By the way, I think I know which top school that was that you rejected.

Why ah? I have no kids aiming to go there so I am just plain curious.

That is like throwing away a golden ticket to many parents so I am really eager to know what tipped the balance for you.

Thanks!

Petunia Lee said...

God tipped the balance. I asked God. He said "No." It was Matthew 4:8-11 that decided me.

8 Again, the devil took Him (Jesus) to a very high mountain and showed Him all the kingdoms of the world and their glory; 9 and he said to Him, “All these things I will give You, if You fall down and worship me.” 10 Then Jesus said to him, “Go, Satan! For it is written, ‘You shall worship the Lord your God, and serve him only.’” 11 Then the devil left Him; and behold, angels came and began to minister to Him.

It seemed to me that God was saying that If I chose that school at that time, it was to willingly choose glory and riches for everyone knew that was (and probably still is) a well-trodden path to success.
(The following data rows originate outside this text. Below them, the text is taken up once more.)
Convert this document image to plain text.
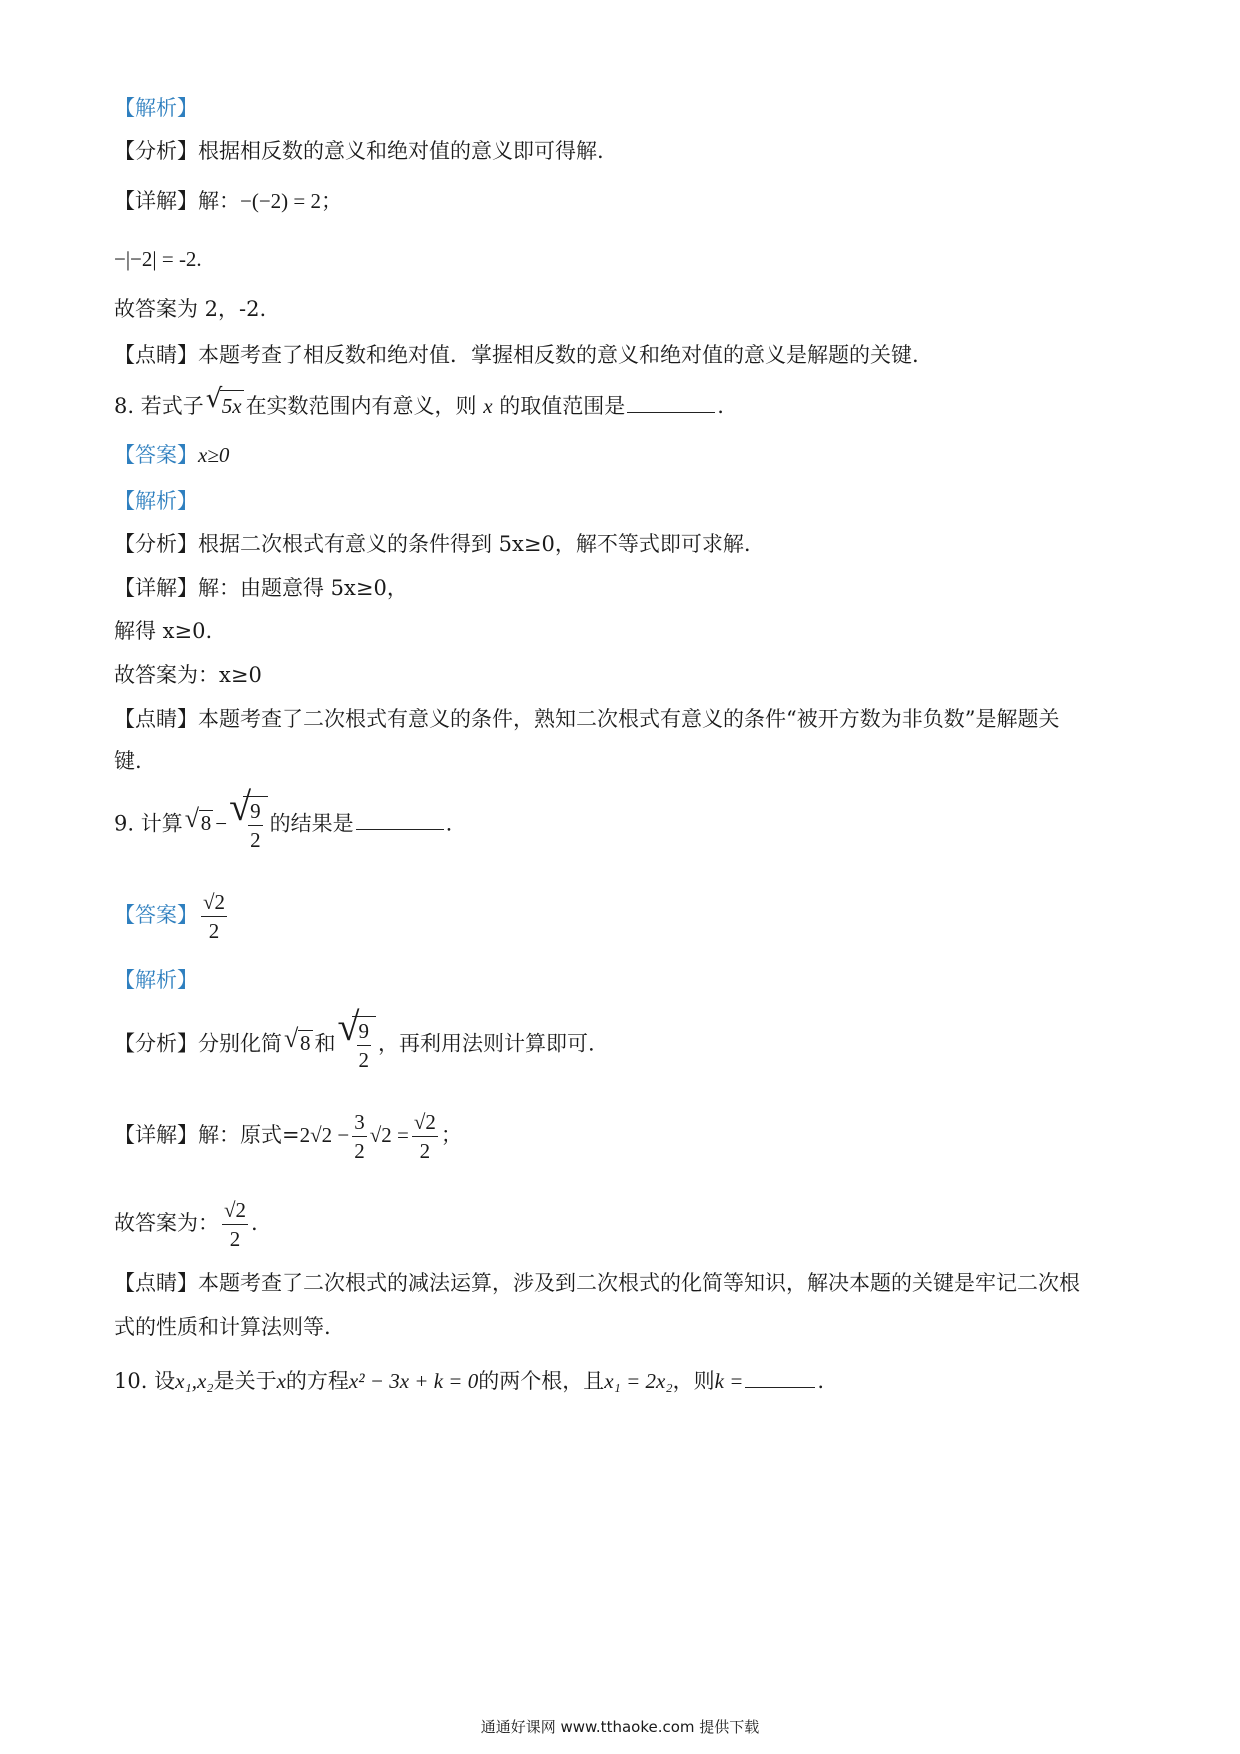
【解析】
【分析】根据相反数的意义和绝对值的意义即可得解.
【详解】解：−(−2) = 2；
−|−2| = -2.
故答案为 2，-2.
【点睛】本题考查了相反数和绝对值．掌握相反数的意义和绝对值的意义是解题的关键.
8. 若式子 √ 5x 在实数范围内有意义，则 x 的取值范围是	.
【答案】x≥0
【解析】
【分析】根据二次根式有意义的条件得到 5x≥0，解不等式即可求解.
【详解】解：由题意得 5x≥0，
解得 x≥0.
故答案为：x≥0
【点睛】本题考查了二次根式有意义的条件，熟知二次根式有意义的条件“被开方数为非负数”是解题关
键.
9. 计算 √ 8 − √
$\frac{9}{2}$ 的结果是	.
【答案】 $\frac{√2}{2}$
【解析】
【分析】分别化简 √ 8 和 √
$\frac{9}{2}$ ，再利用法则计算即可.
【详解】解：原式$=2√2 - \frac{3}{2} √2 = \frac{√2}{2}$ ；
故答案为： $\frac{√2}{2}$ .
【点睛】本题考查了二次根式的减法运算，涉及到二次根式的化简等知识，解决本题的关键是牢记二次根
式的性质和计算法则等.
10. 设x₁,x₂是关于x的方程x² − 3x + k = 0的两个根，且x₁ = 2x₂，则k =	.
通通好课网 www.tthaoke.com 提供下载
Where do I put my faith? In my own wisdom and greed? Or in God? I chose to put my faith in God.

His provisions for my son have been of such GREAT abundance in the last 4 years that I literally tear with gratitude when I think of it. My son has been given so much opportunity and helped so much to grow in unique ways I think even my daughter did not have. There are other Mothers with boys in my son's school who are not happy with the school. They have had a different experience than we did. Even in the same school, the experiences can be different. So, I can only say that God has me and my family in the palm of His hand and all that was required of me, was obedience to God's will.

It was a choice between God... or glory and riches.

Petunia Lee said...

You know, all this trying to take advantage of the system... trying to beat the system... trying to game the system... what good does it do you if the child pays a price in other ways we have no human wisdom to understand? I know I sound like a crazy religious nut but What good will it be for someone to gain the whole world, yet forfeit their soul? Or what can anyone give in exchange for their soul? (Matthew16:26)

If The Son had entered the school, I would have earned bragging rights but I feared for the loss of my son's soul. I feared that I was exchanging his soul for my 4 years of self-glory and self-promotion. Can you imagine what it would do for my business and my book if I could brag about my son in that way?

Then, I may have lost my son to other things. So, I took God seriously when he said, "No."

Anonymous said...

Dr Pet

Thanks for sharing.

God led you to the right school for your son.

That's wonderful!

Isabel said...

Hi Petunia,

I'm a silent but regular reader of your blog for a few months now! I enjoy it very much, so thank you for writing :)

I'm expecting my first child pretty soon and suddenly realise I've a whole new learning curve to tackle in regards to parenthood. I currently live in Singapore (and am a Malaysian by citizenship), but my husband is a pastor from China and plan to return to China next year. As I'm anticipating a few more moves in the next 10-15 years, which could include international moves (because of our missionary-like lifestyle) coupled with other factors, I have started to study homeschooling for my kid(s).

I'm wondering what your thoughts are for homeschooling? I can resonate with your opinions about not letting systems dictate the learning process for your individual children. But do you know of any hard government policies I should take careful consideration of or have any strong opinions for or against homeschooling?


Regards,
Isabel

Petunia Lee said...

Hi... I think I wrote about unschooling in the blogpost "How To Study". You can google this concept.I am not familiar with Singapore govt policy vis-a-vis homeschoolers so the best thing is to ask the local MOE. Homeschooling results are varied. If the parent is a good educator, then results are stunning. If the parent is not, then results are dismal. I personally chose not to homeschool because I needed the social environment provided by mainstream schools to provide social teachable moments without having to myself specifically create a social community for them. I was also not prepared to entirely give myself to my kids. I needed my own space and life.

Everyone is differenr. I can only speak of me.